How do you shift your energy to a place that will reciprocate back? It's not as simple as "do what makes you happy" because obviously we have to "do" diabetes and that doesn't always make me happy hehe. But I think that journaling is a great place to start. Below are a few journal prompts that I used yesterday to help myself understand with where my energy is going:
Describe, in detail, a perfect day that leaves you feeling blissed out (with no money or COVID constraints).
Describe, in detail, a perfect day that leaves you feeling blissed out (that is realistic during COVID).
List 3 people (or things) that you enjoy spending time with (or doing) and explain why.
Write out what an average day looks like for you now (Weekend or weekday, or both). Indicate which parts of your day cause any kind of anxiety or dread. Indicate which parts bring joy. Indicate which parts are neutral.
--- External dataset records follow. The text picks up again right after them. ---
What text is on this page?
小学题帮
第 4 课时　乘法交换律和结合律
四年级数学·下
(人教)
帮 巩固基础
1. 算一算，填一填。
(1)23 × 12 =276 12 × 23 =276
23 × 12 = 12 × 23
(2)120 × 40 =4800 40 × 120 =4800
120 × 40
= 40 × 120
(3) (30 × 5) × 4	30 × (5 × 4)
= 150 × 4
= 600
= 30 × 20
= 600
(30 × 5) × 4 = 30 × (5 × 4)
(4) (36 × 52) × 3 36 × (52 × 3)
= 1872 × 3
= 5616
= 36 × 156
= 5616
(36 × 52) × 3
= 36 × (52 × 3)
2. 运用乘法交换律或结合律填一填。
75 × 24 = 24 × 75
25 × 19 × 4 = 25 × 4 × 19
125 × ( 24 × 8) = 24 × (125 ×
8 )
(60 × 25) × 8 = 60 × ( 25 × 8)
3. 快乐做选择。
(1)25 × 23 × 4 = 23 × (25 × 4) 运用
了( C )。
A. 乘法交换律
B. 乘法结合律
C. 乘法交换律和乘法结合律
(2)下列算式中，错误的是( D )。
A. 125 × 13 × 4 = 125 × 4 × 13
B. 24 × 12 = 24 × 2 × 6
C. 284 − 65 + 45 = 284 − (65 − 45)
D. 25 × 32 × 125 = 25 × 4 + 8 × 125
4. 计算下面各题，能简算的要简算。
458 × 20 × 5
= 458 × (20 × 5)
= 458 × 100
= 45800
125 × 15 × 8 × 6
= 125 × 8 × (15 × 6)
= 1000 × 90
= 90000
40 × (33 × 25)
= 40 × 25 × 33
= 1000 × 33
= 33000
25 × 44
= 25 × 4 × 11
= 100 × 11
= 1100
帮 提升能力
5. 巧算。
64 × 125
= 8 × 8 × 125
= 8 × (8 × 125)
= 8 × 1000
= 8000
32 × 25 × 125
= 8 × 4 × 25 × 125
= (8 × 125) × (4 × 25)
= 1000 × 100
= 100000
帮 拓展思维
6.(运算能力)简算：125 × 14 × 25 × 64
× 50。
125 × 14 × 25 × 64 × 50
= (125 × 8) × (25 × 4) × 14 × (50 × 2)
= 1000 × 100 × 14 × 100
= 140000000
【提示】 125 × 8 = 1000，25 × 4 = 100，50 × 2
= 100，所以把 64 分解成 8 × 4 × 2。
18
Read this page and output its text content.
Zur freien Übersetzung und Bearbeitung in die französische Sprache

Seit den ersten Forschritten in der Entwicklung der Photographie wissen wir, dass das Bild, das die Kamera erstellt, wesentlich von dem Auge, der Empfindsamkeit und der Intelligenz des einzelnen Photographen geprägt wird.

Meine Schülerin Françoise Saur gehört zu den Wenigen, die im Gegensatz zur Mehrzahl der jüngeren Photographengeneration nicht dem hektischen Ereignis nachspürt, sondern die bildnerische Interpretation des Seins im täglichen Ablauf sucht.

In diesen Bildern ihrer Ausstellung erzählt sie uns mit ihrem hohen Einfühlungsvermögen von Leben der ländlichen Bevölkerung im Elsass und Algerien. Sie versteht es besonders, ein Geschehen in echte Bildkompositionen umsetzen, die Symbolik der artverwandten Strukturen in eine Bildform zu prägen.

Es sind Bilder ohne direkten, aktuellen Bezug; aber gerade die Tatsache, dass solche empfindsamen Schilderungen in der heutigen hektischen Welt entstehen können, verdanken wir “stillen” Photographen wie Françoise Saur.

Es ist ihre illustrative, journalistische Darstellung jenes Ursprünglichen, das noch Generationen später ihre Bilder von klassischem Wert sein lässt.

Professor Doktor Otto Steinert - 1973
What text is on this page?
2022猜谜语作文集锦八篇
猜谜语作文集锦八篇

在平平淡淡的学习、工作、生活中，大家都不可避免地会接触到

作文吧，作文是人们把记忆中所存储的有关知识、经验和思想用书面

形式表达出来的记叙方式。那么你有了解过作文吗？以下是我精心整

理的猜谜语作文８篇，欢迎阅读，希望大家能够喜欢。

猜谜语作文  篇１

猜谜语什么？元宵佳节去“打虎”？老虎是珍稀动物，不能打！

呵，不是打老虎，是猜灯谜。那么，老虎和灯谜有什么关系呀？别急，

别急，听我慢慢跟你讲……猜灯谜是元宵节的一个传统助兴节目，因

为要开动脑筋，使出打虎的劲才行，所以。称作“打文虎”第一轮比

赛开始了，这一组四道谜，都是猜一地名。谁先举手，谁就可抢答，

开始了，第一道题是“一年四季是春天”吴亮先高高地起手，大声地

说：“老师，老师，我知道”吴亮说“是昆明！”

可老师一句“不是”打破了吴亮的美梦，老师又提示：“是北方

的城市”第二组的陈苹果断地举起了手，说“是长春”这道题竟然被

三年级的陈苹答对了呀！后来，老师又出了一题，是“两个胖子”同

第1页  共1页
Indicate which you have to do, and which you opt to do.
What thoughts and stories are on replay in your head currently? What do you spend the most time thinking about. Indicate which thoughts cause any kind of anxiety or dread. Indicate which thoughts bring joy. Indicate which thoughts are neutral.
For the tasks/thoughts that you mark anxiety/dread, explore them. Can you reframe them? Can you invigorate any of them to better align with your values?(Like if you dread cleaning the house, can you turn on loud music and use it as a time to let loose and shake your hips while cleaning?)
What are you choosing in your life versus what are you letting happen and why? (Obviously, we did not “choose” diabetes, but maybe you choose to wear a pump or choose to exercise or choose to eat healthy).
Now these journal prompts may not solve anything right off the bat, but they're great to use as a way to bring awareness to where your energy is going, and where it could be going.
As an example, I turned off my dexcom alerts last week because I felt like I just couldn't hear one more beep without exploding. After answering these prompts, I realized that I am choosing to turn of the dexcom alerts and therefore I am choosing to wake up with possibly a higher blood sugar and a not-great start to the day. Therefore, I also have the power to choose to wake up with a good blood sugar and a good start to the day. When I put it like that, it made me approach the situation with a totally new perspective.
*As always, if you are experiencing burnout (big OR small) PLEASE speak with a health professional! (an endo, a therapist, a diabetes educator). They are there to help!!